Fortunately Toronto’s defense tightened up in the second half, and the Raptors went on a 10-0 run to significantly close the gap. A flourish at the end of the frame, which included a Matt Thomas 4-point play and a couple Yuta Watanabe free throws, brought the Raptors within one point. They carried that momentum into the fourth, as Kyle Lowry put Toronto up 102-100 early in the quarter.
From there, however, it was a compounding of the same issues that have plagued the Raptors all season rearing their ugly head again. The squad was simply unable to muster any consistent offense as the game tightened up. From about 10 minutes left in the game, when Lowry put them up two, to one minute left, when the game was already put to bed, the Raptors scored nine (!) total points.
Toronto’s inability to penetrate and find a source of reliable offense was alarming. Aside from missed dunks by both Norman Powell and DeAndre Bembry, the Raptors offense consisted of desperate jacked up shots from deep. Almost half of their 21 shots in the fourth came from beyond the line, where they went 2-for-10. Overall, Toronto shot 29 percent in the quarter.
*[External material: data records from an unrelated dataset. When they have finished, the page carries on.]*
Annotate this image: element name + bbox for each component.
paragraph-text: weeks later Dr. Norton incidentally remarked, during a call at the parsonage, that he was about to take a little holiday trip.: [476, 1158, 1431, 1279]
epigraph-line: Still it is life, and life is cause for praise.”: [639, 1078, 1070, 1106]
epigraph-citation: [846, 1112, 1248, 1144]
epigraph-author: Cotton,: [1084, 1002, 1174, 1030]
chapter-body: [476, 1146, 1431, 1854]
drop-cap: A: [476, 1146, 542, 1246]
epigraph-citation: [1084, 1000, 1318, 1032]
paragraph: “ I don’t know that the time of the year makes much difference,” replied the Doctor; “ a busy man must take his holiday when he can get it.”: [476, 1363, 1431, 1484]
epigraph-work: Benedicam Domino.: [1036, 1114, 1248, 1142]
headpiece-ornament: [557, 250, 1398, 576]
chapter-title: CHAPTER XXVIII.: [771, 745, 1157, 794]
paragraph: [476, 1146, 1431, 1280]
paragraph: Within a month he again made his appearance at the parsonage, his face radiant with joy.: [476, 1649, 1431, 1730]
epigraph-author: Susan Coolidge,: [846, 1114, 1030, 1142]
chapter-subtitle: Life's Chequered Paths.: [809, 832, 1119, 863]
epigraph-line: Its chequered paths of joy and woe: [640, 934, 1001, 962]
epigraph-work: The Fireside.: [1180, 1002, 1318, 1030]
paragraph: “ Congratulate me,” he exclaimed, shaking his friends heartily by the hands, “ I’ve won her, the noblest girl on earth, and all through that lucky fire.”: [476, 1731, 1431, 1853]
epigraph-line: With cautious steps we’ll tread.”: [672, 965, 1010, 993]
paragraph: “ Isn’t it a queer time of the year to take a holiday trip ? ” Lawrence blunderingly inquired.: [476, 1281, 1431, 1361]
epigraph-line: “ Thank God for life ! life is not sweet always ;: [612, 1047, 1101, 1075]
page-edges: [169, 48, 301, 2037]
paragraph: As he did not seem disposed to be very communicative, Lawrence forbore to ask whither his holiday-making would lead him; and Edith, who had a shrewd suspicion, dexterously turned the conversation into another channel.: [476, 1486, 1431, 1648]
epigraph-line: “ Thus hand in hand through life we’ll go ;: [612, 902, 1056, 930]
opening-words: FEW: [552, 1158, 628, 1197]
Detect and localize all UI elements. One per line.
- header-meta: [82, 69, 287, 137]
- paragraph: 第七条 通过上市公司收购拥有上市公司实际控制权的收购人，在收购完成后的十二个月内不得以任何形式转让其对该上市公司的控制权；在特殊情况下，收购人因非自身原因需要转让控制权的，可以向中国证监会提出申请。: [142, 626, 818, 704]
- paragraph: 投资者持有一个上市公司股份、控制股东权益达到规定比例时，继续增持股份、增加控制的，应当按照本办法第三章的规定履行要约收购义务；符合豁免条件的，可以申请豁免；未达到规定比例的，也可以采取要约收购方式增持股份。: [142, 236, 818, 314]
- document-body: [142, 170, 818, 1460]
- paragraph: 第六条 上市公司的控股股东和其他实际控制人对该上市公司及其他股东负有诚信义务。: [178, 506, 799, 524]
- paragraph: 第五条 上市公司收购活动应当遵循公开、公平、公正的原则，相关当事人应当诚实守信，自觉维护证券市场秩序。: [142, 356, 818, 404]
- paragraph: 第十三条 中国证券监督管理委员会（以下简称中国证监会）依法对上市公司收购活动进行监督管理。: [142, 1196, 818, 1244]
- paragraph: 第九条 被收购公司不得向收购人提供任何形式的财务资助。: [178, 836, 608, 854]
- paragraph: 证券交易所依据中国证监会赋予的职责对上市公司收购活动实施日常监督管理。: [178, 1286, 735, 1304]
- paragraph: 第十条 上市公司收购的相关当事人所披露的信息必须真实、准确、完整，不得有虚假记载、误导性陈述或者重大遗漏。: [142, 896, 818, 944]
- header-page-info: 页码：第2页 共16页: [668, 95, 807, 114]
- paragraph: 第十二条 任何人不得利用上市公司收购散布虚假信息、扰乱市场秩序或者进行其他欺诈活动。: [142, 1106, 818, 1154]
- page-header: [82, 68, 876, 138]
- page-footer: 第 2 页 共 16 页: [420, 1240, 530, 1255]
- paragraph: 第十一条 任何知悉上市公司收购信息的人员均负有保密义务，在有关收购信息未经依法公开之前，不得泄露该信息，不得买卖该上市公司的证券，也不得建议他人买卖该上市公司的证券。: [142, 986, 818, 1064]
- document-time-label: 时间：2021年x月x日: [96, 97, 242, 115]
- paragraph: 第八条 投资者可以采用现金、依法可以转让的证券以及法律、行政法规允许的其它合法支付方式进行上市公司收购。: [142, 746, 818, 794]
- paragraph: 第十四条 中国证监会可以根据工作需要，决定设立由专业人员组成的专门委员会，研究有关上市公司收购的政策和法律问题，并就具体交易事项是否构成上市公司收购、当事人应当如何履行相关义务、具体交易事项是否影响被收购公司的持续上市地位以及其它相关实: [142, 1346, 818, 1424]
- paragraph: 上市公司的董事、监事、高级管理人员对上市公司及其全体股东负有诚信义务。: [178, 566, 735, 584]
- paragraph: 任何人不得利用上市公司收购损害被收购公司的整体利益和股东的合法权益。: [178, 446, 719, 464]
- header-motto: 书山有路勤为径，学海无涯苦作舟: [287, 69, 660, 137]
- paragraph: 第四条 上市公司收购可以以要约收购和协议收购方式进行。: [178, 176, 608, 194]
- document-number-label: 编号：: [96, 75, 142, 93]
Bleh.
They certainly missed OG Anunoby, who missed most of the fourth going through concussion protocol and getting his lip stitched up. But his absence alone is not enough to justify reducing the Raptors’ offense to chucking jumpers and hoping for the best.
Pascal Siakam, who sat out for a second straight game with a groin injury, hypothetically can alleviate some of these issues, as he is the most adept penetrator on the Raptors. That said, these issues have persisted with Siakam in the lineup too. Toronto needs a full overhaul of their offensive mentality in the fourth quarter. Until they change, this team will struggle against quality opponents, particularly those with strong defenses.
It gets no easier for Toronto going forward, as they face-off against the Milwaukee Bucks on Wednesday night.